The mechanical properties generated by effective melt mixing at the tip contribute significantly to part quality. A uniform molecular/filler orientation contributes to both the mechanical and cosmetic properties of molded parts. The molecular orientation of parts molded with a system that uses melt mixing technology in the tip, for instance, compared to a standard triverted flow yields a markedly different part structure. The mixing tip provides an even dispersal of residual stresses, while the triverted flow displays greater stress concentrations following the flow paths. As shear flow orients polymer molecules and filler in the direction of flow at the channel walls, the melt forms weldlines as it splits and recombines when it runs through the triverted tip. However, the homogenizing ability of the mixing tip eliminates flowlines and consequently molds parts with evenly distributed stress concentrations (see Figure 6).

The improved mechanical melt homogeneity produced with a mixing tip also improves the dimensional stability of a part; a uniform molecular composition enables a part to shrink uniformly and, therefore, be less exposed to warpage after demolding.

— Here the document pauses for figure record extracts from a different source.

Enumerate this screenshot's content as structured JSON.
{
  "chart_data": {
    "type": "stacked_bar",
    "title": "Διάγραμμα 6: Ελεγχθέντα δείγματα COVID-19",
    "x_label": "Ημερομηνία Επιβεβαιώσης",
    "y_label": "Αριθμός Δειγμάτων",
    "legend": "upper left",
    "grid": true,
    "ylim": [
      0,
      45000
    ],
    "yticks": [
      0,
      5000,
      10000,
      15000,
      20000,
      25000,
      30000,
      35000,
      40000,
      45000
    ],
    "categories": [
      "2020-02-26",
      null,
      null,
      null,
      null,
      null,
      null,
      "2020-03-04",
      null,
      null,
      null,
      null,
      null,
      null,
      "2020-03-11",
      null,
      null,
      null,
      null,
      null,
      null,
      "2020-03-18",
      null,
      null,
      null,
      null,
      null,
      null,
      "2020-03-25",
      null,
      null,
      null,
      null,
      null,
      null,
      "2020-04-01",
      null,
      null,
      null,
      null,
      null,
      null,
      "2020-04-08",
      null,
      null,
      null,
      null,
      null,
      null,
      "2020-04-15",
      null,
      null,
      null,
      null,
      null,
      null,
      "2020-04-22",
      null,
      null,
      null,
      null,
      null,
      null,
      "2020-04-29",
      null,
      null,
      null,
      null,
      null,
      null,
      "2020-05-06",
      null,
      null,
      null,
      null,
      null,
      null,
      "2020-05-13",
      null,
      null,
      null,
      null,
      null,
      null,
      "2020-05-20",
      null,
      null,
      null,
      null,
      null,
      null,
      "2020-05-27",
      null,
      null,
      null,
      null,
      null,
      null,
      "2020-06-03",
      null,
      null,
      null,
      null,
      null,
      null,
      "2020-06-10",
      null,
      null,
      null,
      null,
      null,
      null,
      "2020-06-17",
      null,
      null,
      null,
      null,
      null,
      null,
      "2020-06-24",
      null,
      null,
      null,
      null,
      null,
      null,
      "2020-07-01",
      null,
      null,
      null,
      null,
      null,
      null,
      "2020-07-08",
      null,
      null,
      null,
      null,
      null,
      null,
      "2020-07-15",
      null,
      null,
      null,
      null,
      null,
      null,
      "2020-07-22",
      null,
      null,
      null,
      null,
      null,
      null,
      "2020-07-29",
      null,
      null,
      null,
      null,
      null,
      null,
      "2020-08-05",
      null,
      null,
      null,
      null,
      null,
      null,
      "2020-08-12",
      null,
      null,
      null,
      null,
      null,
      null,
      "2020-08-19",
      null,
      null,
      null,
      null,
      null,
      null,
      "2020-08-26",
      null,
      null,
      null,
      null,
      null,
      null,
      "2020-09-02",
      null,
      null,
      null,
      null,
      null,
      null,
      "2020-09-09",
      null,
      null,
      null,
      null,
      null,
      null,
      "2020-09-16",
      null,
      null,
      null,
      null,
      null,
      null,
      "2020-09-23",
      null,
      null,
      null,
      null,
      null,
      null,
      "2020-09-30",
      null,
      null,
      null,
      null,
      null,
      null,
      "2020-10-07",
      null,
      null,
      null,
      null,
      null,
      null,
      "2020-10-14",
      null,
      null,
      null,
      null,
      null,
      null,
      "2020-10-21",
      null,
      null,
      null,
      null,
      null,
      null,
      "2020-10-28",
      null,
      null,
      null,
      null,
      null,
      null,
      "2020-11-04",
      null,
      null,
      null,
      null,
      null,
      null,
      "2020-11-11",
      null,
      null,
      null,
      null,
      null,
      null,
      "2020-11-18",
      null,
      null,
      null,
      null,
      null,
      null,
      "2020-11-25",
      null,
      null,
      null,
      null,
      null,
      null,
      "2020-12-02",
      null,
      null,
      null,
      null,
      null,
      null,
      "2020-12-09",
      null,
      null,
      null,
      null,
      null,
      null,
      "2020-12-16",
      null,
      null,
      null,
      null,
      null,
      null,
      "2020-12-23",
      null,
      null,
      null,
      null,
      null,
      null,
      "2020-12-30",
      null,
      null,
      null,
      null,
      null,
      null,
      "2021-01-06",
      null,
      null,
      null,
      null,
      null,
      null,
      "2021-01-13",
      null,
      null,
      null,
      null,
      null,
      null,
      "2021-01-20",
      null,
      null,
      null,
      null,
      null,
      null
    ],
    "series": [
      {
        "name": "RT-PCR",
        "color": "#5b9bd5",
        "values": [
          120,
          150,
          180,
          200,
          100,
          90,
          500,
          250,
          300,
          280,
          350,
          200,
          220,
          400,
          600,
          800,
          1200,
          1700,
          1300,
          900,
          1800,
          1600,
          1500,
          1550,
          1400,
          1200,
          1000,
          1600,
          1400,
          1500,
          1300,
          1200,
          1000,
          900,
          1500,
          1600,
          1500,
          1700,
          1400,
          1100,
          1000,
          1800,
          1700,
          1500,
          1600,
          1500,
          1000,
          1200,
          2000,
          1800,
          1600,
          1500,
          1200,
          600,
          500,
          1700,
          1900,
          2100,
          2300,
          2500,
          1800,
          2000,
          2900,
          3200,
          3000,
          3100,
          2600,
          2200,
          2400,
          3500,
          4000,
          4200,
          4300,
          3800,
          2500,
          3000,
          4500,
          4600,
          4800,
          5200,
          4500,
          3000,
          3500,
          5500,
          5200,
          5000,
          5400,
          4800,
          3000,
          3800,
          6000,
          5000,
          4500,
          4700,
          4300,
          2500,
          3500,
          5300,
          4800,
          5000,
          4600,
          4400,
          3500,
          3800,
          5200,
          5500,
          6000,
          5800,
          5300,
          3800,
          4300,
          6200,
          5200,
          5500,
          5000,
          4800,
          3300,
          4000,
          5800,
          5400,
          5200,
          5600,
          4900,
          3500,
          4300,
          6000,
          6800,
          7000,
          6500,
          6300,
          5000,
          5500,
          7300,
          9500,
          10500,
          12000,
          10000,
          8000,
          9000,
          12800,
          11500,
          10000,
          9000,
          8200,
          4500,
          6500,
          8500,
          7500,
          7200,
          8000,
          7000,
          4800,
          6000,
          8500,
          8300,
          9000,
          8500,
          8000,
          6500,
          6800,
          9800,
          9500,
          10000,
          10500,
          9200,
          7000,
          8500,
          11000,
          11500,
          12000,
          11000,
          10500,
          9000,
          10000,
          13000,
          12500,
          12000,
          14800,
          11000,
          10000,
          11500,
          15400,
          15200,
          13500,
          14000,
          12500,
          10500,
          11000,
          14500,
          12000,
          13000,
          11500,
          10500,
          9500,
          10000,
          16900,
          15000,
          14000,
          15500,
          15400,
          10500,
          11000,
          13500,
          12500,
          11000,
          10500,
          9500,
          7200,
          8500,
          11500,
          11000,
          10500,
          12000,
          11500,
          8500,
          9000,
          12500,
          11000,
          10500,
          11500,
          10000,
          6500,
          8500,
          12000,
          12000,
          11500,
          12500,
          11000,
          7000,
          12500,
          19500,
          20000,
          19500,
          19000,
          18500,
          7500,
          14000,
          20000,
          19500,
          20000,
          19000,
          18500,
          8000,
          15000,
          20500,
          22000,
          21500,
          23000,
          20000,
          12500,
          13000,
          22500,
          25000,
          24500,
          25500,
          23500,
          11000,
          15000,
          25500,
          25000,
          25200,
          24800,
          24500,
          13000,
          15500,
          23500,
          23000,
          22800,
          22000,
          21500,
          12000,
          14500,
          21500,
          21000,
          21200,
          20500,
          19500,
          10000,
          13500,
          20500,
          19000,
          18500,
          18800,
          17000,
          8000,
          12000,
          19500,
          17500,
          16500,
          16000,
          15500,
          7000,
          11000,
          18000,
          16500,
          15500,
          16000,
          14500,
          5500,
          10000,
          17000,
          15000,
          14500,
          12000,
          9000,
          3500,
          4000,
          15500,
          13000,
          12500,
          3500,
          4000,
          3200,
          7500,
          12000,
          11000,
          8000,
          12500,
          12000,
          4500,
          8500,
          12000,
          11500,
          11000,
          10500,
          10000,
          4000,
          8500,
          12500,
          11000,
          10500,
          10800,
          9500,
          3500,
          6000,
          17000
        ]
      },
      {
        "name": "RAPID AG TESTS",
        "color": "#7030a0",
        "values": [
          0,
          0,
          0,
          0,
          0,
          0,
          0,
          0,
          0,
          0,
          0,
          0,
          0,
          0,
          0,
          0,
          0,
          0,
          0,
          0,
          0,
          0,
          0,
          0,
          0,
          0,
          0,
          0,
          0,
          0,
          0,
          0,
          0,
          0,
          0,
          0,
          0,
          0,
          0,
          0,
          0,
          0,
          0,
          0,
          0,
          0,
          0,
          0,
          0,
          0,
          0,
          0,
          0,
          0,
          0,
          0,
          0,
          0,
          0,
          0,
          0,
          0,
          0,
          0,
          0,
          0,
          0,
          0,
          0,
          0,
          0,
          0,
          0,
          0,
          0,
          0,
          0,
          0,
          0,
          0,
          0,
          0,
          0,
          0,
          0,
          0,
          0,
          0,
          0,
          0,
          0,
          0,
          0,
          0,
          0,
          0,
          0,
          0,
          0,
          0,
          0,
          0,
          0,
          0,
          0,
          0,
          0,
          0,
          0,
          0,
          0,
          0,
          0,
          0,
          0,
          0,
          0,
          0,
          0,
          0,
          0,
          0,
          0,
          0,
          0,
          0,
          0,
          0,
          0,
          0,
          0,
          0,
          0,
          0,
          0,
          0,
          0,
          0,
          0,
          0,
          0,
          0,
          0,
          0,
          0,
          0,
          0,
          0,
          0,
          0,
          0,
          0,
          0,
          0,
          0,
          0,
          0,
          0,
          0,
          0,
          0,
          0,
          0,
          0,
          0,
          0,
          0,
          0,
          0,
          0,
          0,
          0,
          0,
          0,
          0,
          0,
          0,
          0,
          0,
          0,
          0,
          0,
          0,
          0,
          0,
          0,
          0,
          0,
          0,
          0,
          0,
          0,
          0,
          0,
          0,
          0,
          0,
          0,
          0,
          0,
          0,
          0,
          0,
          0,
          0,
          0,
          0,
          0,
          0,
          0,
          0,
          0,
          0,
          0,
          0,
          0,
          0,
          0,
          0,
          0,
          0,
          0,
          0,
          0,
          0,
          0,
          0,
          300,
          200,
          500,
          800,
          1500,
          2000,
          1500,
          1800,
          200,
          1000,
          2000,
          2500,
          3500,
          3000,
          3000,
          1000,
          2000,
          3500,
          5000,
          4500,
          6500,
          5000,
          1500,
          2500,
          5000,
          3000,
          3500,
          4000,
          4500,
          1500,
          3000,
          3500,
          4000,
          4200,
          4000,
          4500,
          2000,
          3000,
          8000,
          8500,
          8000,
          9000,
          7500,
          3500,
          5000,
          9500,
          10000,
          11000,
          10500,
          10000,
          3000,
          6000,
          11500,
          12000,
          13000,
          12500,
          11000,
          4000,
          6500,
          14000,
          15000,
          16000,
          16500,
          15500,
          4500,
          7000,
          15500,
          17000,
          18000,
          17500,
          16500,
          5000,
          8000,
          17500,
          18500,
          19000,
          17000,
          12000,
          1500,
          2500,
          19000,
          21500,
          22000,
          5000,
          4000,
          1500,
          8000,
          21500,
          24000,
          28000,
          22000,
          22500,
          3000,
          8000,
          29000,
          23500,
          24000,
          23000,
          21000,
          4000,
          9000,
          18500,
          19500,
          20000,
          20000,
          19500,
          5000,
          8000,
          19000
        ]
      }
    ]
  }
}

In addition, uniform molecular and fillers orientation allows parts to more effectively retain shape and structure when exposed to varying degrees of stress (see Figures 7a, 7b).

Similarly, for many externally gated aesthetic parts (e.g., metallic color), visible flowlines are unacceptable. Homogenous melt achieved by mixing in the nozzle tip effectively eliminates visible flowlines, providing even dispersal and improving part aesthetics (see Figure 8).

The homogenized melt delivered through the mixing tip provides further cosmetic advantages. Insufficient mixing throughout the runner can lead to non-uniform colorant dispersal, whereas mixing immediately prior to the cavity ensures even distribution (see Figure 9).

 

Melt Homogeneity and Part Cost

One may argue that the part quality improvements derived from melt mixing are of little interest to the moldmaker; however, the ability to deliver a mold package that ensures consistent part quality and effective mixing gives the mold shop an opportunity to offer a reduced cost per part to their customers. Melt mixing is directly related to part quality; consequently tools with effective incorporation of melt mixing technology will reduce scrap rates and minimize rejected parts.

The filling and thermal balance inherent to homogeneous melt also negates the need for costly mold rework, as cavities do not require artificial balancing through altering gate diameters and wall thicknesses; particularly as this is a trial-and-error process.

Melt mixing also provides a major opportunity for reducing scrap parts during color change applications. As discussed, the boundary layer residence time induced by the nature of polymer flow (laminar with vanishing velocity at the channel wall) is a major obstacle for rapid color change. A mixing tip, however forces dilution of the colors and greatly reduces color change time (see Figure 10).

Mold shops that deliver a hot runner mold package that ensures melt homogeneity give themselves a crucial competitive advantage in an increasingly challenging marketplace.